The New Inquiry: An Infantile Disorder
There is nothing more desirable than a dead teenager. As soon as teenagehood was defined as distinct around the turn of the past century, nations developed industrial techniques to kill them on a mass scale. In boy form, the dead teenager is still the defense industry’s flagship domestic product. Fashion houses and magazines stalk it as a girl. And why not? Teenagers established themselves as a class by negotiating a confluence of unemployment crises, consumer-society-building, and war. What could anyone do with this pool of spillover at the entrance to the labor market? Their consumptive bodies, with uncurbed capacity to work, lay just this side of receiving a wage. Dead, they are demand without demands.

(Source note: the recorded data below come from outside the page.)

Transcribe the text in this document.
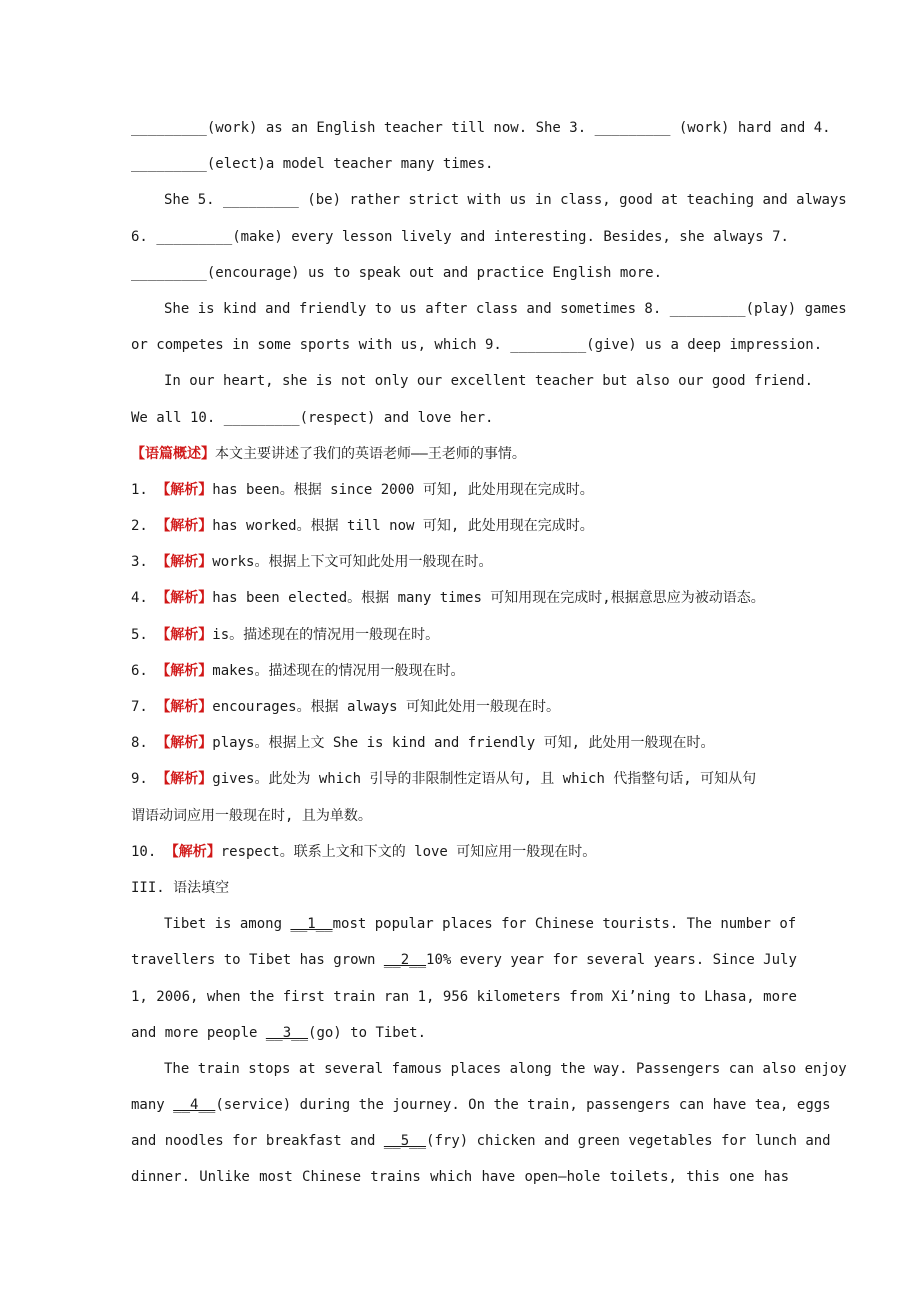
_________(work) as an English teacher till now. She 3. _________ (work) hard and 4.
_________(elect)a model teacher many times.
She 5. _________ (be) rather strict with us in class, good at teaching and always
6. _________(make) every lesson lively and interesting. Besides, she always 7.
_________(encourage) us to speak out and practice English more.
She is kind and friendly to us after class and sometimes 8. _________(play) games
or competes in some sports with us, which 9. _________(give) us a deep impression.
In our heart, she is not only our excellent teacher but also our good friend.
We all 10. _________(respect) and love her.
【语篇概述】本文主要讲述了我们的英语老师——王老师的事情。
1. 【解析】has been。根据 since 2000 可知, 此处用现在完成时。
2. 【解析】has worked。根据 till now 可知, 此处用现在完成时。
3. 【解析】works。根据上下文可知此处用一般现在时。
4. 【解析】has been elected。根据 many times 可知用现在完成时,根据意思应为被动语态。
5. 【解析】is。描述现在的情况用一般现在时。
6. 【解析】makes。描述现在的情况用一般现在时。
7. 【解析】encourages。根据 always 可知此处用一般现在时。
8. 【解析】plays。根据上文 She is kind and friendly 可知, 此处用一般现在时。
9. 【解析】gives。此处为 which 引导的非限制性定语从句, 且 which 代指整句话, 可知从句
谓语动词应用一般现在时, 且为单数。
10. 【解析】respect。联系上文和下文的 love 可知应用一般现在时。
III. 语法填空
Tibet is among __1__most popular places for Chinese tourists. The number of
travellers to Tibet has grown __2__10% every year for several years. Since July
1, 2006, when the first train ran 1, 956 kilometers from Xi’ning to Lhasa, more
and more people __3__(go) to Tibet.
The train stops at several famous places along the way. Passengers can also enjoy
many __4__(service) during the journey. On the train, passengers can have tea, eggs
and noodles for breakfast and __5__(fry) chicken and green vegetables for lunch and
dinner. Unlike most Chinese trains which have open—hole toilets, this one has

But some teenagers don’t die. In Japan in the early 1990s, a young psychiatrist named Saitō Tamaki began seeing patients with a cluster of strange symptoms. Actually, he barely saw them at all; more often than not, other family members would approach him about a brother or a son who was afflicted with an unfamiliar state. Mostly men on the threshold of adulthood, they were retreating to their rooms, shrinking from all social contact or communication, and closing off into themselves, often for periods of a year or more. Not wanting to kill themselves but unable to live in society, these youths folded inward in an attempt to fit themselves away. Saitō began calling them hikikomori sainen, “withdrawn young men,” and in 1998 published a book with his findings called Shakaiteki hikikomori—Owaranai Shishunki, or Social Withdrawal—Adolescence Without End.